ATR Promotes ATR 72 Turboprop for Business Use at LABACE
A combi version would include a separate club-seating area as well as 40 regular seats.
With a partitioned club-seating area up front, this proposed configuration would turn an ATR regional turboprop into a business/head-of-state transport. AIN Photo: David McIntosh

At face value, the ATR 72 twin turboprop regional airliner on display at LABACE show this week is not an obvious fit among the purpose-built executive jets, but ATR vice president of sales Pier Luigi Baldacchini is looking to present the aircraft as a serious business tool that can offer companies a highly cost-effective transportation solution.


So why a turboprop not a jet? “For trips of up to a hour or an hour-and-a-half, it’s as fast as a jet,” said Pedro Paulo Valverde Pedroso Junior, whose firm Star is assisting ATR at the show.

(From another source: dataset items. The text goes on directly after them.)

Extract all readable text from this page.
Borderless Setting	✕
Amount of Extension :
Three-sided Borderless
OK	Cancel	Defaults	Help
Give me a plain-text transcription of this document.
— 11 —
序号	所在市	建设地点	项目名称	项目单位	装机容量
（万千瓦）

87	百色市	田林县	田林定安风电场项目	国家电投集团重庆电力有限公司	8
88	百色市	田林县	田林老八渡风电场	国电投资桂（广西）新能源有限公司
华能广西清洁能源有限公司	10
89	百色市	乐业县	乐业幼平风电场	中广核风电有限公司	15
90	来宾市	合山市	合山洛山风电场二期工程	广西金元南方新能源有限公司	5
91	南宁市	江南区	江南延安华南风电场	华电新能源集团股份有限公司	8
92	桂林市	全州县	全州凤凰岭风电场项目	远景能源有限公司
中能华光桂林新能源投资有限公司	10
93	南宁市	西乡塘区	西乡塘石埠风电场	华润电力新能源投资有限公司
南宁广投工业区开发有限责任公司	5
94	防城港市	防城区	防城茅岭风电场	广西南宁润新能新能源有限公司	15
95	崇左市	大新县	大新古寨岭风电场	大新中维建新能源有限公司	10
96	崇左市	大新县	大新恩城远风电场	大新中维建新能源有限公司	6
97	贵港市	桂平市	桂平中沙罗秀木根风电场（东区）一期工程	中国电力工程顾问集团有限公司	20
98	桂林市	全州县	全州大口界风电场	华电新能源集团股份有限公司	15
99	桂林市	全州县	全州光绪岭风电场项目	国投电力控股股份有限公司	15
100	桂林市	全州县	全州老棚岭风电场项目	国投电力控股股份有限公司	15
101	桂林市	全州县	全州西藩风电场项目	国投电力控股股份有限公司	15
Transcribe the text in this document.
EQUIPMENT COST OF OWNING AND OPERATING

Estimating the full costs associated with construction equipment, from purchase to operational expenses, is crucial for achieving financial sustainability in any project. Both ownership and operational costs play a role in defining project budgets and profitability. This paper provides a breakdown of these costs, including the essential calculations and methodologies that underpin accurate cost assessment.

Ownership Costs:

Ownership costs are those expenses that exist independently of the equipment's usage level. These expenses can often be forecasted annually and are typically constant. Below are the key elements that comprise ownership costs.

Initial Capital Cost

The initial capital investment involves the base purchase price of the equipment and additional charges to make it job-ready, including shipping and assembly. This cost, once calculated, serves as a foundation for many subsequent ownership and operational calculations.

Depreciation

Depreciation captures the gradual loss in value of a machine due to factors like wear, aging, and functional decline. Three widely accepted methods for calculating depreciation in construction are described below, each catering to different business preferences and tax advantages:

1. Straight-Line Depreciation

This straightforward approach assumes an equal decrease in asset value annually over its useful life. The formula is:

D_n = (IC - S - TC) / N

He extolls the unbeatable economy and environmental friendliness of the ATR, with its low fuel consumption. The aircraft on display is a quick-change version, which means it has a reinforced floor for possible heavy-duty utility operations. For the show, 32 of its economy airline seats were removed and replaced with eight “business” seats, separated from the 40 remaining coach seats with a partition (not yet aviation certified). It was not a particularly refined configuration, but it illustrated the concept nicely.


Just as a presidential aircraft will include private space and an area to carry journalists and aides, ATR is showing the aircraft as a way of offering similar differentiation for a less exalted market. “When a governor travels in a [Beechcraft] King Air, there may be half a dozen small aircraft going along with aides and such. An ATR in this configuration offers the same possibility of carrying everyone in one aircraft, while still affording privacy for meetings,” according to Baldacchini.


Also, ATR believes that the twin turboprop is a winning proposition as a corporate shuttle. Junior noted the example of a construction firm that had transported workers for an hour or two over roads to job sites. “You pay the worker as soon as he gets on the bus. You pay time, you pay overtime, you lose work. What’s time worth?” Star performed an analysis for the firm, which bought an ATR, and retired its fleet of 60 buses.